The options object accepts any field from OpenAiLanguageModel.Config["Service"]. Provider-specific parameters (such as thinking for Claude models) can be included and are forwarded as-is to the API.
FieldDescription
thinking.thinking_budgetFor Claude models: sets the extended thinking token budget.
Other OpenAI-compatible fieldsForwarded directly to the GitHub Copilot API.

Creating a model layer

import { Copilot } from "clanka"
import { Layer } from "effect"

export const Opus = Copilot.model("claude-opus-4.6", {
  thinking: { thinking_budget: 4000 },
}).pipe(Layer.provideMerge(ModelServices))
Layer.provideMerge is used here (instead of Layer.provide) so that ModelServices remains available in the output layer — useful when you want to reuse the same ModelServices for other models or services in the same program.

Complete example

The following shows the Copilot model setup from examples/cli.ts, alongside a Codex primary model, demonstrating that both providers can be used in the same program:
import { Agent, Codex, Copilot, DeviceCodeHandler } from "clanka"
import { Effect, Layer, Stream } from "effect"
import { NodeHttpClient, NodeRuntime, NodeServices, NodeSocket } from "@effect/platform-node"
import { KeyValueStore } from "effect/unstable/persistence"
import * as NodePath from "node:path"

const XDG_CONFIG_HOME =
  process.env.XDG_CONFIG_HOME ||
  NodePath.join(process.env.HOME || "", ".config")

// Copilot client services (note: no NodeSocket needed — HTTP streaming only)
const CopilotServices = Copilot.layerClient.pipe(
  Layer.provide(
    KeyValueStore.layerFileSystem(NodePath.join(XDG_CONFIG_HOME, "clanka")),
  ),
  Layer.provideMerge(NodeServices.layer),
  Layer.provideMerge(NodeHttpClient.layerUndici),
  Layer.provide(DeviceCodeHandler.layerConsole),
)

export const Opus = Copilot.model("claude-opus-4.6", {
  thinking: { thinking_budget: 4000 },
}).pipe(Layer.provideMerge(CopilotServices))
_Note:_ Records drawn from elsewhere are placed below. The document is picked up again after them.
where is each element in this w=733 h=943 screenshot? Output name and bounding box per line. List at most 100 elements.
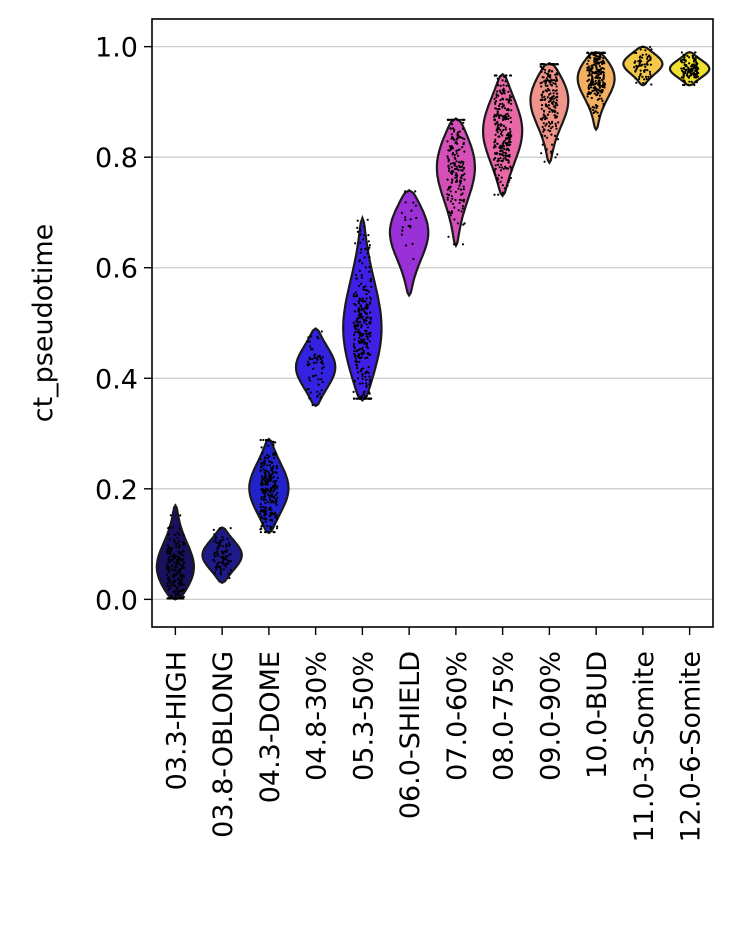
data-point: [182, 566, 185, 570]
data-point: [217, 548, 220, 551]
data-point: [171, 559, 174, 562]
data-point: [262, 498, 265, 501]
data-point: [446, 178, 449, 181]
data-point: [591, 105, 594, 109]
data-point: [178, 533, 181, 536]
data-point: [463, 150, 466, 153]
data-point: [175, 561, 178, 564]
data-point: [409, 224, 412, 227]
data-point: [449, 190, 452, 193]
data-point: [692, 67, 695, 70]
data-point: [178, 593, 181, 597]
data-point: [497, 123, 500, 126]
data-point: [260, 525, 263, 528]
data-point: [683, 61, 686, 64]
data-point: [549, 80, 552, 83]
data-point: [322, 366, 325, 369]
data-point: [694, 56, 697, 59]
data-point: [178, 540, 181, 543]
data-point: [688, 80, 691, 83]
data-point: [219, 541, 222, 544]
data-point: [216, 554, 219, 558]
data-point: [597, 79, 600, 82]
data-point: [268, 525, 272, 528]
data-point: [548, 110, 551, 113]
data-point: [492, 115, 496, 118]
data-point: [450, 166, 453, 169]
data-point: [363, 342, 366, 345]
data-point: [499, 147, 502, 150]
data-point: [594, 79, 597, 83]
data-point: [450, 148, 453, 151]
data-point: [176, 536, 179, 540]
data-point: [598, 86, 602, 89]
data-point: [541, 67, 545, 71]
data-point: [592, 53, 595, 57]
data-point: [167, 559, 170, 562]
data-point: [497, 135, 500, 138]
data-point: [178, 570, 181, 573]
data-point: [262, 505, 265, 508]
data-point: [263, 460, 266, 463]
data-point: [261, 462, 264, 465]
data-point: [311, 348, 314, 351]
data-point: [182, 595, 185, 598]
data-point: [539, 117, 543, 120]
data-point: [360, 276, 363, 279]
data-point: [405, 244, 408, 247]
data-point: [539, 98, 542, 102]
data-point: [594, 76, 597, 79]
data-point: [276, 476, 279, 480]
data-point: [263, 508, 266, 511]
data-point: [226, 559, 229, 562]
data-point: [551, 95, 554, 98]
data-point: [543, 160, 546, 163]
data-point: [641, 56, 644, 59]
data-point: [167, 597, 170, 600]
data-point: [262, 438, 265, 442]
data-point: [356, 226, 359, 229]
data-point: [260, 446, 263, 449]
data-point: [272, 453, 275, 456]
data-point: [449, 212, 452, 215]
data-point: [220, 569, 223, 572]
data-point: [548, 125, 551, 128]
data-point: [369, 317, 372, 320]
data-point: [499, 123, 502, 126]
data-point: [542, 128, 546, 131]
data-point: [179, 568, 182, 571]
data-point: [269, 490, 272, 493]
data-point: [262, 478, 265, 481]
data-point: [317, 383, 320, 386]
data-point: [365, 385, 368, 388]
data-point: [259, 458, 262, 461]
data-point: [589, 67, 592, 70]
data-point: [507, 117, 510, 121]
data-point: [265, 439, 268, 442]
data-point: [509, 99, 513, 102]
data-point: [273, 513, 276, 516]
data-point: [634, 60, 637, 63]
data-point: [597, 62, 601, 65]
data-point: [356, 317, 359, 320]
violin-11.0-3-Somite: [622, 45, 664, 87]
data-point: [366, 370, 369, 373]
data-point: [693, 57, 696, 61]
data-point: [358, 260, 361, 263]
data-point: [683, 81, 687, 84]
data-point: [358, 269, 361, 272]
data-point: [412, 201, 415, 204]
data-point: [364, 329, 367, 333]
data-point: [259, 512, 262, 515]
data-point: [364, 285, 367, 288]
data-point: [586, 79, 589, 83]
data-point: [361, 382, 364, 385]
data-point: [213, 540, 216, 543]
data-point: [177, 562, 180, 565]
plot-frame: [151, 18, 714, 628]
data-point: [228, 577, 231, 580]
data-point: [496, 81, 499, 84]
data-point: [508, 138, 511, 141]
data-point: [367, 397, 371, 400]
data-point: [496, 110, 499, 113]
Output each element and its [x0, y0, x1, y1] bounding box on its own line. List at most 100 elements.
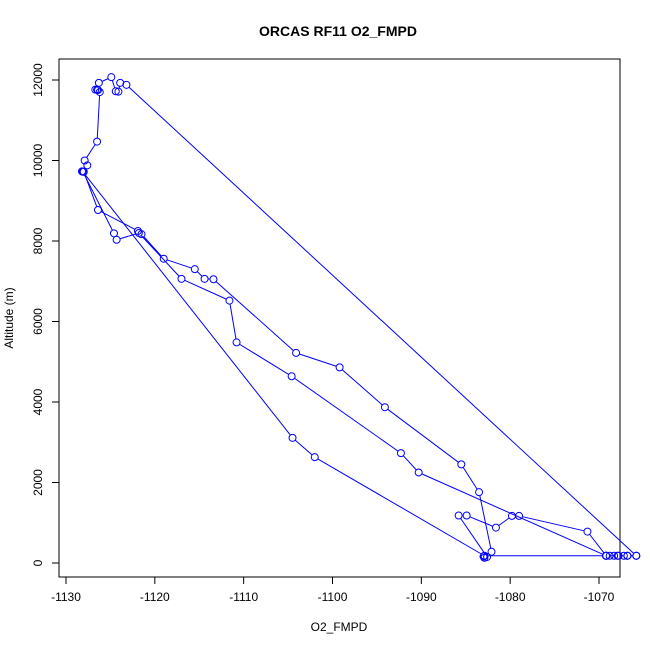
- series-line-segment: [140, 235, 180, 277]
- data-point: [94, 78, 103, 87]
- x-axis: -1130 -1120 -1110 -1100 -1090 -1080 -1070: [51, 576, 615, 604]
- series-line-segment: [111, 80, 116, 89]
- data-point: [122, 80, 131, 89]
- series-line-segment: [479, 495, 492, 549]
- data-point: [632, 551, 641, 560]
- x-tick-label: -1110: [229, 590, 258, 604]
- data-point: [225, 296, 234, 305]
- series-line-segment: [294, 377, 399, 452]
- series-line-segment: [84, 174, 113, 231]
- data-point: [93, 206, 102, 215]
- series-line-segment: [498, 517, 510, 526]
- data-point: [114, 87, 123, 96]
- series-line-segment: [229, 303, 237, 340]
- data-point: [80, 156, 89, 165]
- series-line-segment: [421, 473, 604, 555]
- data-point: [232, 338, 241, 347]
- series-line-segment: [184, 279, 227, 300]
- data-point: [159, 254, 168, 263]
- series-line-segment: [589, 534, 605, 554]
- data-point: [310, 453, 319, 462]
- chart-title: ORCAS RF11 O2_FMPD: [259, 23, 417, 39]
- data-point: [396, 449, 405, 458]
- series-line-segment: [84, 174, 291, 436]
- data-point: [190, 265, 199, 274]
- data-point: [209, 275, 218, 284]
- series-line-segment: [299, 353, 337, 367]
- series-line-segment: [86, 144, 96, 158]
- series-line-segment: [166, 259, 192, 269]
- x-tick-label: -1090: [406, 590, 437, 604]
- series-line-segment: [469, 516, 493, 527]
- data-point: [414, 468, 423, 477]
- y-tick-label: 2000: [31, 469, 45, 496]
- plot-frame: [58, 58, 621, 578]
- series-layer: [77, 73, 641, 562]
- y-tick-label: 12000: [31, 63, 45, 97]
- x-tick-label: -1070: [584, 590, 615, 604]
- data-point: [619, 551, 628, 560]
- series-line-segment: [239, 343, 289, 375]
- series-line-segment: [402, 455, 417, 471]
- y-tick-label: 10000: [31, 143, 45, 177]
- data-point: [78, 167, 87, 176]
- y-tick-label: 6000: [31, 308, 45, 335]
- data-point: [610, 551, 619, 560]
- y-tick-label: 4000: [31, 388, 45, 415]
- data-point: [491, 523, 500, 532]
- x-tick-label: -1100: [318, 590, 348, 604]
- data-point: [335, 363, 344, 372]
- data-point: [623, 551, 632, 560]
- y-tick-label: 8000: [31, 227, 45, 254]
- data-point: [507, 511, 516, 520]
- data-point: [475, 488, 484, 497]
- series-line-segment: [101, 78, 109, 82]
- series-line-segment: [462, 467, 478, 490]
- data-point: [177, 274, 186, 283]
- series-line-segment: [341, 369, 383, 406]
- data-point: [107, 73, 116, 82]
- data-point: [454, 511, 463, 520]
- series-line-segment: [143, 236, 162, 257]
- series-line-segment: [460, 518, 486, 555]
- data-point: [457, 460, 466, 469]
- data-point: [479, 552, 488, 561]
- data-point: [380, 403, 389, 412]
- data-point: [200, 274, 209, 283]
- data-point: [487, 547, 496, 556]
- series-line-segment: [215, 281, 294, 351]
- data-point: [93, 137, 102, 146]
- plot-area: [58, 58, 641, 578]
- data-point: [109, 229, 118, 238]
- series-line-segment: [96, 95, 101, 139]
- x-tick-label: -1120: [140, 590, 170, 604]
- series-line-segment: [522, 516, 585, 532]
- series-line-segment: [294, 439, 313, 456]
- data-point: [95, 88, 104, 97]
- data-point: [288, 433, 297, 442]
- data-point: [134, 228, 143, 237]
- series-line-segment: [196, 271, 203, 277]
- x-tick-label: -1080: [495, 590, 526, 604]
- series-line-segment: [387, 408, 459, 463]
- data-point: [480, 551, 489, 560]
- y-tick-label: 0: [31, 559, 45, 566]
- data-point: [462, 511, 471, 520]
- y-axis-label: Altitude (m): [2, 287, 16, 348]
- data-point: [83, 161, 92, 170]
- series-line-segment: [128, 86, 635, 554]
- data-point: [614, 551, 623, 560]
- x-axis-label: O2_FMPD: [311, 620, 368, 634]
- x-tick-label: -1130: [51, 590, 81, 604]
- data-point: [602, 551, 611, 560]
- data-point: [292, 348, 301, 357]
- data-point: [480, 553, 489, 562]
- data-point: [287, 372, 296, 381]
- data-point: [111, 87, 120, 96]
- data-point: [605, 551, 614, 560]
- series-line-segment: [100, 211, 136, 230]
- series-line-segment: [317, 458, 482, 555]
- y-axis: 0 2000 4000 6000 8000 10000 12000: [31, 63, 60, 566]
- data-point: [583, 527, 592, 536]
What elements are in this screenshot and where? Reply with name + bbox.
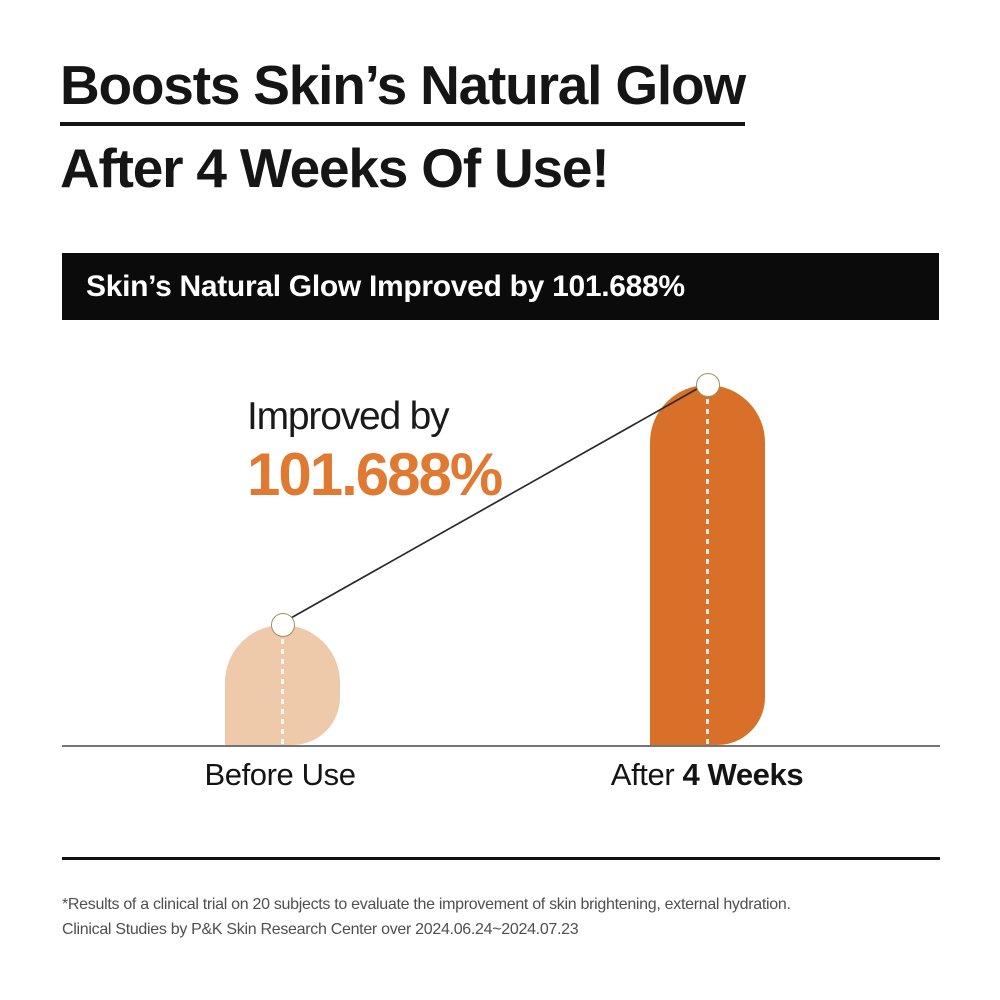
bar-after-top-marker xyxy=(695,373,720,397)
clinical-footnote-line2: Clinical Studies by P&K Skin Research Ce… xyxy=(62,921,579,938)
improvement-label: Improved by xyxy=(247,395,450,438)
xaxis-label-before-use: Before Use xyxy=(204,757,356,792)
bar-after-center-dash-line xyxy=(706,389,709,745)
improvement-annotation: Improved by 101.688% xyxy=(247,395,503,508)
bar-after-4-weeks xyxy=(650,373,765,745)
clinical-footnote-line1: *Results of a clinical trial on 20 subje… xyxy=(62,896,791,913)
page-title-line1: Boosts Skin’s Natural Glow xyxy=(60,58,746,126)
bar-before-top-marker xyxy=(270,613,295,637)
chart-baseline xyxy=(62,745,940,747)
footer-divider xyxy=(62,857,940,860)
bar-before-center-dash-line xyxy=(281,629,284,745)
clinical-footnote: *Results of a clinical trial on 20 subje… xyxy=(62,892,791,942)
xaxis-label-after-bold: 4 Weeks xyxy=(682,757,804,792)
page-title: Boosts Skin’s Natural Glow After 4 Weeks… xyxy=(60,58,746,199)
page-title-line2: After 4 Weeks Of Use! xyxy=(60,137,610,199)
headline-banner: Skin’s Natural Glow Improved by 101.688% xyxy=(62,253,939,320)
bar-before-use xyxy=(225,613,340,745)
xaxis-label-after-4-weeks: After 4 Weeks xyxy=(610,757,804,793)
headline-banner-text: Skin’s Natural Glow Improved by 101.688% xyxy=(86,270,685,303)
improvement-value: 101.688% xyxy=(247,441,503,508)
xaxis-label-after-prefix: After xyxy=(610,757,683,792)
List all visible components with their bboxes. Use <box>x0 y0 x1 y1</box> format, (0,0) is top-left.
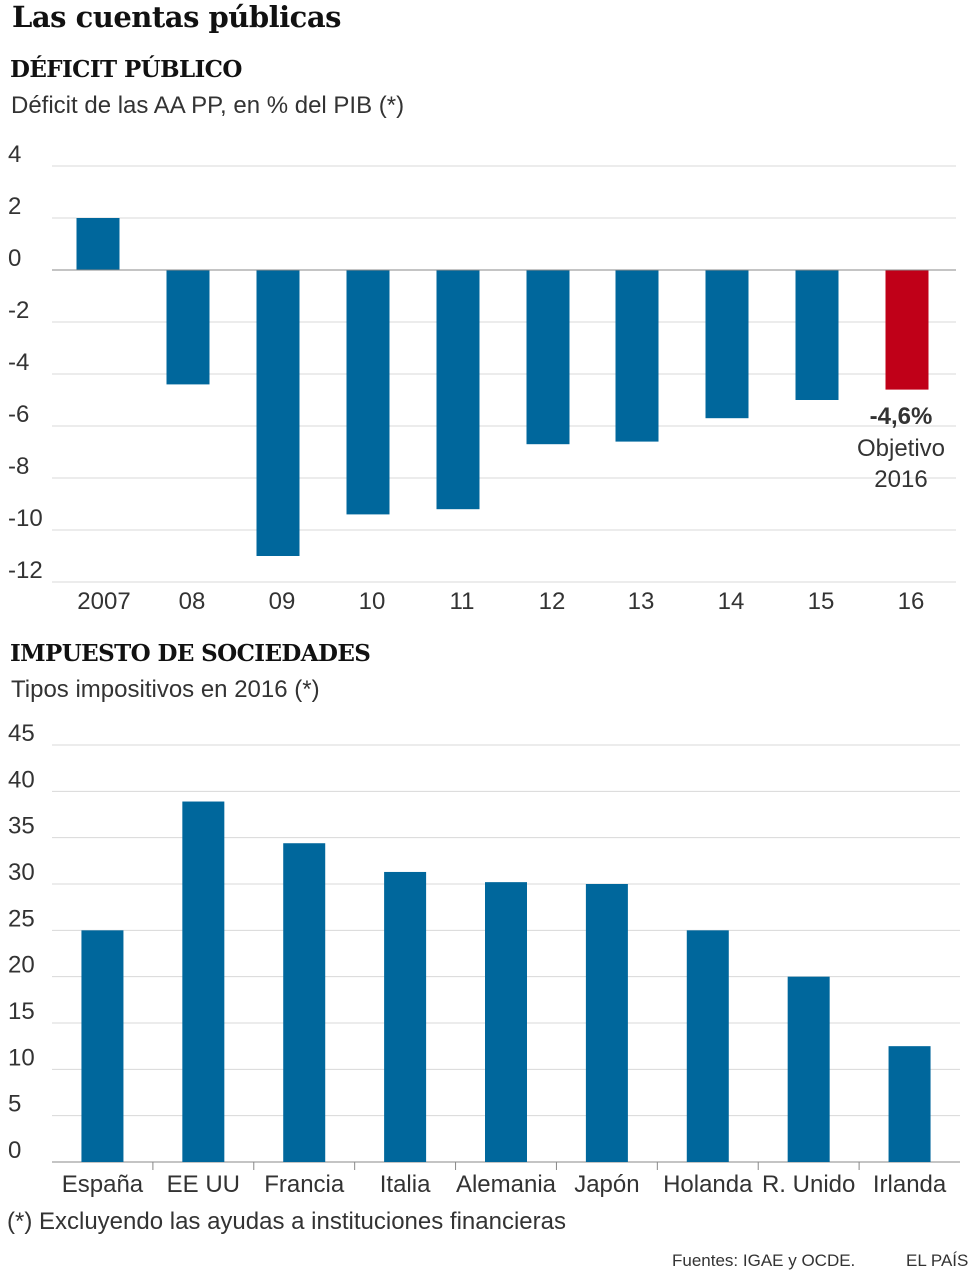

const AgentLayer = Agent.layerLocal({
  directory: process.cwd(),
}).pipe(
  Layer.provide(NodeServices.layer),
  Layer.provide(NodeHttpClient.layerUndici),
)

Effect.gen(function* () {
  const agent = yield* Agent.Agent
  const output = yield* agent.send({ prompt: process.argv.slice(2).join(" ") })
  // consume output ...
}).pipe(
  Effect.scoped,
  Effect.provide([AgentLayer, Opus]),
  NodeRuntime.runMain,
)
You can mix Copilot and Codex models in the same program. For example, use Opus as the primary model and a Codex model as the sub-agent model (or vice versa) by providing both layers and using Agent.layerSubagentModel.